@carolel, Hi Carole,
I have been undergoing some procedures, tests, bloodwork for my chronic, debilitating nausea and there has been no answer, but… I have had pain for 12+ years from chronic pancreatitis and it may be on a 7-9 level with no let up for days or weeks and it may be 2-4 for the same period. The only explanation my doctor at MUSC suggests for this is that 1. chronic pancreatitis is a progressive disease that continues to damage the pancreas regardless of a diagnosis because there is no cure. 2. The drainage duct for the pancreas can become "clogged" and he performs an ERCP and places a stent in this spot, drainage improves, and my pain is better sometimes. 3. During an ERCP my doc has also discovered stones and removed them and my pain is improved for a while, but like other stones in other organs, they can return. 4. For some subset of the population who develop chronic pancreatitis, the pain eventually goes away. There are no studies I have found that place a percentage on this subset and the amount of time between the onset of pain and this mysterious disappearance of pain is wide-ranging. I am either not one of those people or haven't paid enough penance yet – just a joke.

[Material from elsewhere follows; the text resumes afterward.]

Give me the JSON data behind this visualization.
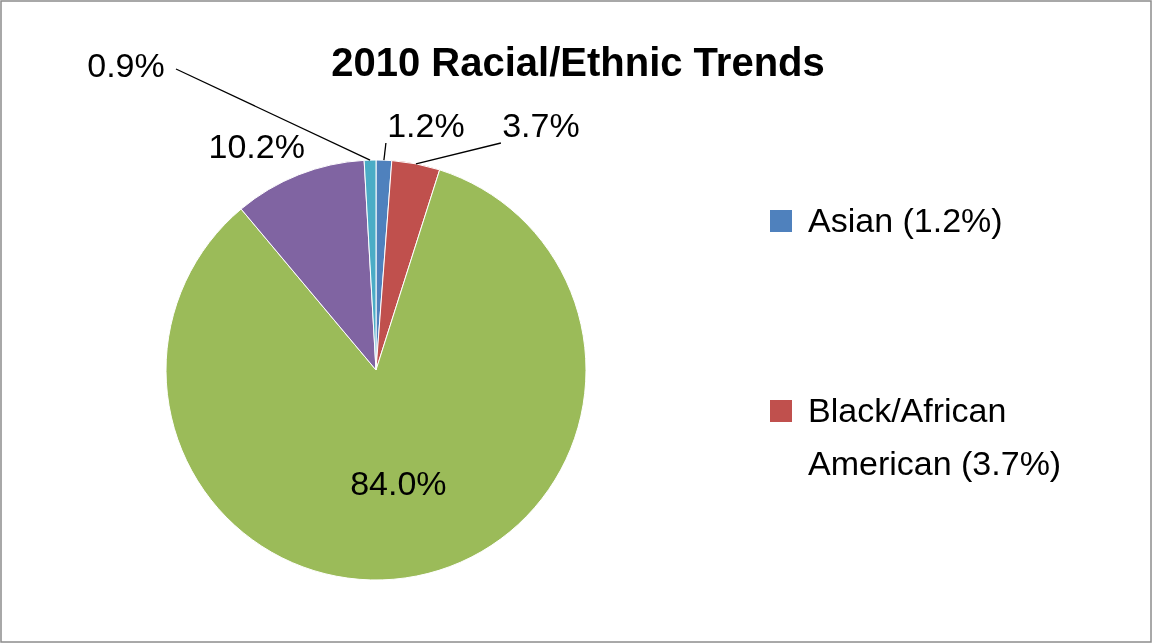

As a former nurse, you may know this to be true, but nurses in my large circle of health care providers at some point during the past 12+ years have told me that from personally experiencing child birth, kidney stones, and acute pancreatitis, that they would choose either of the other two over pancreatitis. Now for a GP who does not understand why you are in so much pain, suggest he shoot himself in the abdomen, not get treatment and see how badly that hurts. (please don't shoot him yourself) There is no research which says that once you stop having acute attacks and are dx'ed as chronic that your pain level subsides – anyone suggesting otherwise is ill-informed and should not be a physician because they don't know what sympathy or empathy is!!!! The only minimal relief I get is from opioid pain medicine and it does not get rid of it; just takes the edge off. Intravenous morphine is much more effective because it does not have as a side effect, at least for me, of abdominal pain. The other medicine I have been prescribed after surgery for appetite enhancement (Marinol – a synthetic cannabis) actually was also the best pain treatment I have used. My cruel state legislature does not see fit to allow this to be used for anything other than end-stage cancer pain. God forbid the medical community be allowed to properly treat someone's pain who is not dying – we may get paranoid or become physically addicted and that would be so much worse that opioid addiction, habituation and the brain changes they can cause over years.
If you think I am a tiny bit bitter, you would be spot on! It is not an option for me, but I certainly would move to Colorado if I were younger or if I could move my entire family.